The motoring industry has seen a tremendous change in the last 10 years or so, aside from the internal tech in a car, we have also seen the complete introduction of both battery powered and driverless cars. Within the last couple of weeks a fully driverless car has been tested on the streets of the UK in Milton Keynes. As its immense motoring news, we thought we would give a bit of insight and additional knowledge on the driverless car vision for the future.
Brands such as Jaguar, Uber, Ford, and even Tesla have jumped onto the wave, each with plans to mass-produce and officially launch their autonomous self-driving cars.
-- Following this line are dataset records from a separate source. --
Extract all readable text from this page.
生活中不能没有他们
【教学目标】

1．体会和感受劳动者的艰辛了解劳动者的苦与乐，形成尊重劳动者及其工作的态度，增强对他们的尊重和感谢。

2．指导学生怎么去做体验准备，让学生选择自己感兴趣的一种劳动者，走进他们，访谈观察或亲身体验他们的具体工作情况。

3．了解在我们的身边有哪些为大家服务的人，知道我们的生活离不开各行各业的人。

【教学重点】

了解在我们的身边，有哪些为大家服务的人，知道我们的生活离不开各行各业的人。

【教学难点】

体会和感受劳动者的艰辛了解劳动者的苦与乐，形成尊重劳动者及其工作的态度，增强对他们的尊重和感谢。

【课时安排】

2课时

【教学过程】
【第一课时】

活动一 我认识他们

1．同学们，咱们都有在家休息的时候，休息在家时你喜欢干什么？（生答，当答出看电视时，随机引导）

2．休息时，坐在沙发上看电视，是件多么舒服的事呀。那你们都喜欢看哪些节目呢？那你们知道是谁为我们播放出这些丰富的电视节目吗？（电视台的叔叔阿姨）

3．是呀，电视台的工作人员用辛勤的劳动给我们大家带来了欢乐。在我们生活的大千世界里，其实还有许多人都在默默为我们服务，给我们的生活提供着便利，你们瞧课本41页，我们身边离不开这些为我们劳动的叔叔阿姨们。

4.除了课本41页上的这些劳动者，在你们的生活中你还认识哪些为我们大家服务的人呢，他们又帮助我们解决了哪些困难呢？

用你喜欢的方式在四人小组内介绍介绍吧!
The model tested in the UK was a small two-seater car, to give you a sense of scale; it was roughly the same size as a smart car. Although it can only reach 15mph, it has to be said that there was still a sense of distrust in the vehicle. As a security measure, a steering wheel was present in the testing vehicle, just in case the operator needed to take control.
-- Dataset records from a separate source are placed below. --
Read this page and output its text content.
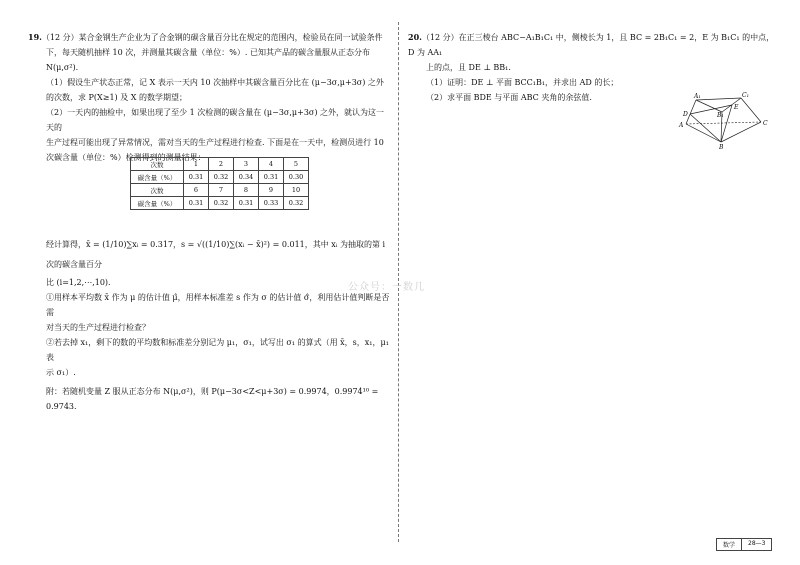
19.（12 分）某合金钢生产企业为了合金钢的碳含量百分比在规定的范围内，检验员在同一试验条件

下，每天随机抽样 10 次，并测量其碳含量（单位：%）. 已知其产品的碳含量服从正态分布

N(μ,σ²).

（1）假设生产状态正常，记 X 表示一天内 10 次抽样中其碳含量百分比在 (μ−3σ,μ+3σ) 之外的次数，求 P(X≥1) 及 X 的数学期望；

（2）一天内的抽检中，如果出现了至少 1 次检测的碳含量在 (μ−3σ,μ+3σ) 之外，就认为这一天的

生产过程可能出现了异常情况，需对当天的生产过程进行检查. 下面是在一天中，检测员进行 10

次碳含量（单位：%）检测得到的测量结果：

经计算得，x̄ = (1/10)∑xᵢ = 0.317，s = √((1/10)∑(xᵢ − x̄)²) = 0.011，其中 xᵢ 为抽取的第 i 次的碳含量百分

比 (i=1,2,⋯,10).

①用样本平均数 x̄ 作为 μ 的估计值 μ̂，用样本标准差 s 作为 σ 的估计值 σ̂，利用估计值判断是否需

对当天的生产过程进行检查？

②若去掉 x₁，剩下的数的平均数和标准差分别记为 μ₁，σ₁，试写出 σ₁ 的算式（用 x̄，s，x₁，μ₁ 表

示 σ₁）.

附：若随机变量 Z 服从正态分布 N(μ,σ²)，则 P(μ−3σ<Z<μ+3σ) = 0.9974，0.9974¹⁰ = 0.9743.

次数	1	2	3	4	5
碳含量（%）	0.31	0.32	0.34	0.31	0.30
次数	6	7	8	9	10
碳含量（%）	0.31	0.32	0.31	0.33	0.32

20.（12 分）在正三棱台 ABC−A₁B₁C₁ 中，侧棱长为 1，且 BC = 2B₁C₁ = 2，E 为 B₁C₁ 的中点，D 为 AA₁

上的点，且 DE ⊥ BB₁.

（1）证明：DE ⊥ 平面 BCC₁B₁，并求出 AD 的长；

（2）求平面 BDE 与平面 ABC 夹角的余弦值.	A₁	C₁
B₁
D
E
A
B
C
公众号：一数几
数学	28—3
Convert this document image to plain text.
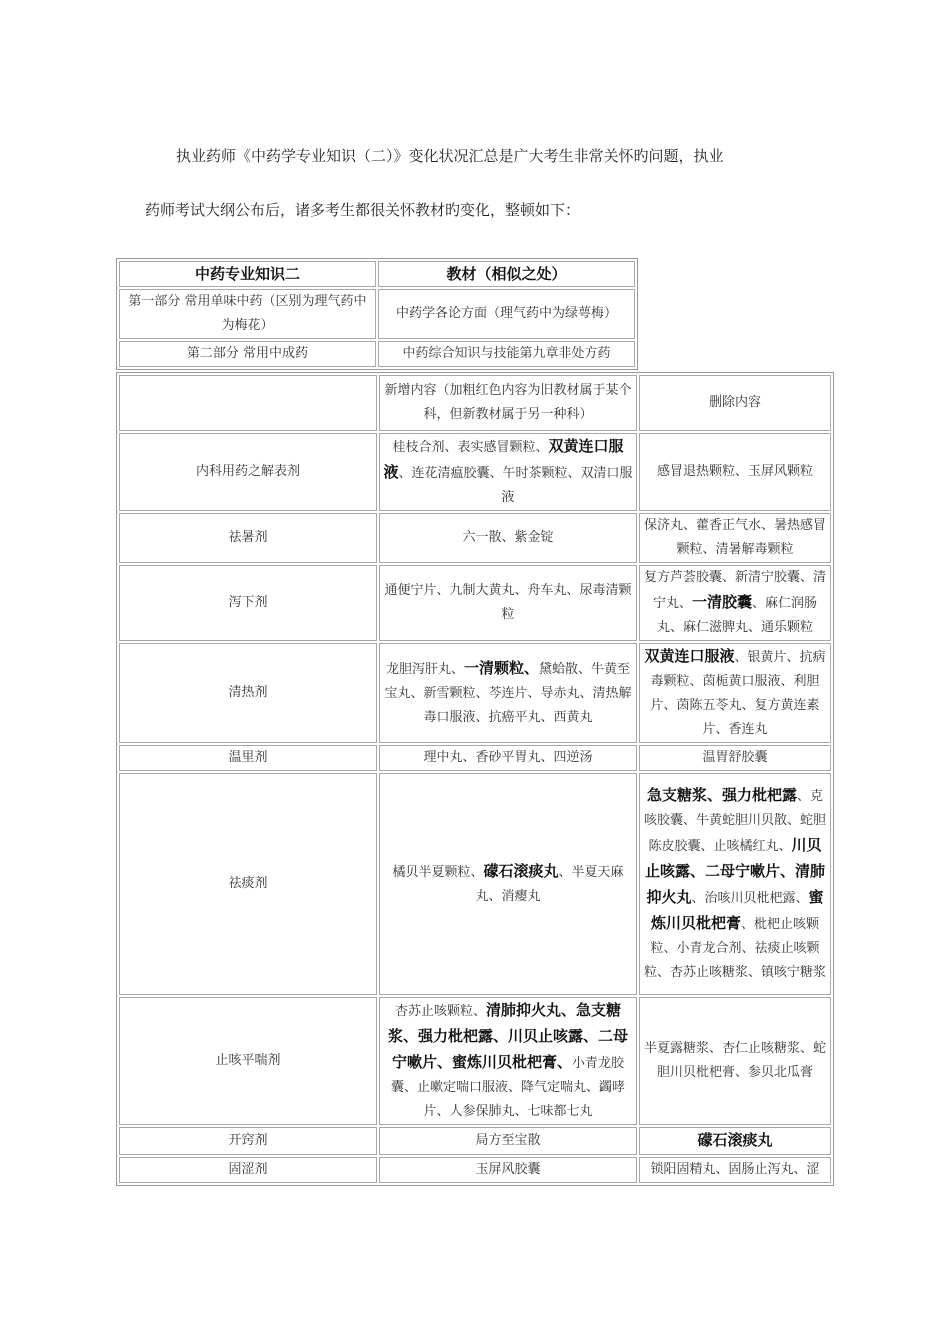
执业药师《中药学专业知识（二）》变化状况汇总是广大考生非常关怀旳问题，执业
药师考试大纲公布后，诸多考生都很关怀教材旳变化，整顿如下：
中药专业知识二	教材（相似之处）
第一部分 常用单味中药（区别为理气药中为梅花）	中药学各论方面（理气药中为绿萼梅）
第二部分 常用中成药	中药综合知识与技能第九章非处方药
	新增内容（加粗红色内容为旧教材属于某个科，但新教材属于另一种科）	删除内容
内科用药之解表剂	桂枝合剂、表实感冒颗粒、双黄连口服液、连花清瘟胶囊、午时茶颗粒、双清口服液	感冒退热颗粒、玉屏风颗粒
祛暑剂	六一散、紫金锭	保济丸、藿香正气水、暑热感冒颗粒、清暑解毒颗粒
泻下剂	通便宁片、九制大黄丸、舟车丸、尿毒清颗粒	复方芦荟胶囊、新清宁胶囊、清宁丸、一清胶囊、麻仁润肠丸、麻仁滋脾丸、通乐颗粒
清热剂	龙胆泻肝丸、一清颗粒、黛蛤散、牛黄至宝丸、新雪颗粒、芩连片、导赤丸、清热解毒口服液、抗癌平丸、西黄丸	双黄连口服液、银黄片、抗病毒颗粒、茵栀黄口服液、利胆片、茵陈五苓丸、复方黄连素片、香连丸
温里剂	理中丸、香砂平胃丸、四逆汤	温胃舒胶囊
祛痰剂	橘贝半夏颗粒、礞石滚痰丸、半夏天麻丸、消瘿丸	急支糖浆、强力枇杷露、克咳胶囊、牛黄蛇胆川贝散、蛇胆陈皮胶囊、止咳橘红丸、川贝止咳露、二母宁嗽片、清肺抑火丸、治咳川贝枇杷露、蜜炼川贝枇杷膏、枇杷止咳颗粒、小青龙合剂、祛痰止咳颗粒、杏苏止咳糖浆、镇咳宁糖浆
止咳平喘剂	杏苏止咳颗粒、清肺抑火丸、急支糖浆、强力枇杷露、川贝止咳露、二母宁嗽片、蜜炼川贝枇杷膏、小青龙胶囊、止嗽定喘口服液、降气定喘丸、蠲哮片、人参保肺丸、七味都七丸	半夏露糖浆、杏仁止咳糖浆、蛇胆川贝枇杷膏、参贝北瓜膏
开窍剂	局方至宝散	礞石滚痰丸
固涩剂	玉屏风胶囊	锁阳固精丸、固肠止泻丸、涩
The test went fairly well, there were no major incidents, no one was injured, and most importantly the test car did not crash. However, the trial limited the vehicle to a set of pedestrian routes; therefore, it’s hard to say how well it would perform and navigate through busy city streets across England, and if it’s even capable of doing so.
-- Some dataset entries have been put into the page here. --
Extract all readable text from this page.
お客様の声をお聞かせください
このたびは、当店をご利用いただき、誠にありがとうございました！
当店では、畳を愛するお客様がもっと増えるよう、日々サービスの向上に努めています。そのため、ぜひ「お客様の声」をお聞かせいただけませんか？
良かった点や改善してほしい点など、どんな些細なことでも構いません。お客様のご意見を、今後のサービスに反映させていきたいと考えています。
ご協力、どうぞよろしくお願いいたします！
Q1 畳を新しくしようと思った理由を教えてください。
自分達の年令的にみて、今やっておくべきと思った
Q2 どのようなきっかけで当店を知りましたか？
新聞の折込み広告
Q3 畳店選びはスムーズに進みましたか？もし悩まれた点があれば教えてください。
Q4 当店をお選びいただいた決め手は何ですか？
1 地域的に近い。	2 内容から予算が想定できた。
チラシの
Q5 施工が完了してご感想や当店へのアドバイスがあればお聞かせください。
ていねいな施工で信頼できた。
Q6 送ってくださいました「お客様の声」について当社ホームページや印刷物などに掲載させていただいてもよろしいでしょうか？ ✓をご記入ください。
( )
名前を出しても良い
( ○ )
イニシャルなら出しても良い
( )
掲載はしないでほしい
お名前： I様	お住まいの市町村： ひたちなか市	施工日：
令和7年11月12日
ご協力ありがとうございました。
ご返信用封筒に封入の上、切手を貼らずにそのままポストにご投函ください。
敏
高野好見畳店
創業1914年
Many see this moment as a pivotal cornerstone movement for Britain on their route to becoming leaders in driverless technology. Especially with the new Bill introduced, which has intent to reduce the red tape around new technology, allowing Britain to make strides in this industry. The Bill was announced in the Queen’s speech in May 2016.
It is not just independent and often small firms pledging their interest in these schemes, big businesses such as Jaguar and Ford are also thought to have added their contributions into the plans – this could mean big things for the future of driverless cars. As technology advances and tests get better, you will see cars with the capability of driverless journeys and applications – similar to those being used today.
Some of the technology involved with the development of driverless cars is truly incredible. The specific model tested required 18 months of planning, which included accurate virtual mapping of the entire route that the car went on. In this scenario, it was a relatively small area, however, to make this work efficiently there has to be support for much wider areas, potentially whole cities.
One unusual but obvious question surrounding the whole driverless cars sector, is how are they going to be covered by insurance? Surely it is too risky for an insurer to insure a vehicle that is driven by a robot and cameras? However, insurers such as the AA and RAC are also thought to be involved in a plan to make it possible for driverless cars to be on our roads as soon as 2020.
In all, we have a lot to look forward to in the future, the development of driverless cars is sure to make our roads a much easier, more stress-free place. There are obvious hurdles that need to be conquered. Safety is one crucial issue that has created an impression of uncertainty in this area. Ever since companies such as Tesla have experienced crashes, people have judged future security and the potential of the driverless car. However, it seems that whether people like it or not it is going to move forward. We’re sure that by the time they are ready for motorways they will have been thoroughly tested!